Providing lower payments to providers like doctors and hospitals may sound like it would be less costly to the entire healthcare system, but Pipes, a former Canadian who became an American citizen in 2006, understands the detriments of single-payer, government-run healthcare very well. She pointed out that private insurance pays hospitals about 2.5 times more than what Medicare pays and former Democratic presidential candidate John Delaney found that in discussions with hospital CEOs that if their hospitals were paid the Medicare rate for all procedures, all of them would close. While Pipes suggests that statement may have been overblown, hospitals would still “suffer serious financial harm with such a big cut in their revenue” and “some would undoubtedly close.”
Canada, and other countries that have a government-run systems, are well known for their wait times to get access to care and rationing, especially for elective procedures. Pipes reiterated that Medicare’s Part A hospital insurance fund is set to be exhausted in four years and “Biden's proposal would add to these financial woes by bringing another 23 million Americans into the program at an estimated cost of $200 billion over the next decade.”
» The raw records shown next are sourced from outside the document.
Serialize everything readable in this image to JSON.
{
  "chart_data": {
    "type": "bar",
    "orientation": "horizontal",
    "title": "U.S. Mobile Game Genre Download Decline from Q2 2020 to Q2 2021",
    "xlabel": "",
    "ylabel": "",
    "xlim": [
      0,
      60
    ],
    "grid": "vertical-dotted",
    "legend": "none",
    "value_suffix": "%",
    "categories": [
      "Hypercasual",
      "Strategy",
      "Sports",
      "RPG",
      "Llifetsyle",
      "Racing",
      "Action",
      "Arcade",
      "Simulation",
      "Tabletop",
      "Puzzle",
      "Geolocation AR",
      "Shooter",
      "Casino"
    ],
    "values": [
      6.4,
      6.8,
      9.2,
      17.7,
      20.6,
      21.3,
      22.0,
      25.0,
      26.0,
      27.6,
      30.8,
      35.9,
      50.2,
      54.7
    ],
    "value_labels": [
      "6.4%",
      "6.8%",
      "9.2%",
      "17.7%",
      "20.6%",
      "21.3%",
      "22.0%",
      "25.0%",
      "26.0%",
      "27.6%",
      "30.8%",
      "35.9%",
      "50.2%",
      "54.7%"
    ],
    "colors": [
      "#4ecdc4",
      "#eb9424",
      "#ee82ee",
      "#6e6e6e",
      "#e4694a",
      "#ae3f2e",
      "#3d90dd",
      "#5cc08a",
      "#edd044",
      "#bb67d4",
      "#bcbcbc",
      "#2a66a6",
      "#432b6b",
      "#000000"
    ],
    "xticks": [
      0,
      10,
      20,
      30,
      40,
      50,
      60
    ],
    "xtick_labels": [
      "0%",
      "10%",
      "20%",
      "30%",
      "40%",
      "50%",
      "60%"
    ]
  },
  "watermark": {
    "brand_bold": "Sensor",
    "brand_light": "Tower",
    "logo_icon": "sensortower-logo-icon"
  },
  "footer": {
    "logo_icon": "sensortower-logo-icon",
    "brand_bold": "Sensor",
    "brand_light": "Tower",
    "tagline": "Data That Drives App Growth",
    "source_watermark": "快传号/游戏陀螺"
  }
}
Healthcare can be much cheaper if there are fewer doctors or permanent cuts are made in payments to hospitals and other providers. But Americans want good healthcare, not cheap healthcare, and they do not want government bureaucrats and politicians telling them what they can have. When the federal government took over the individual market under ACA, people lost their doctors and their health plan in spite of President Obama’s (and his vice president’s) promises. Every aspect of the American people’s healthcare should not be turned over to Washington’s politicians and bureaucrats. But if the nation accepts Bidencare, it will be.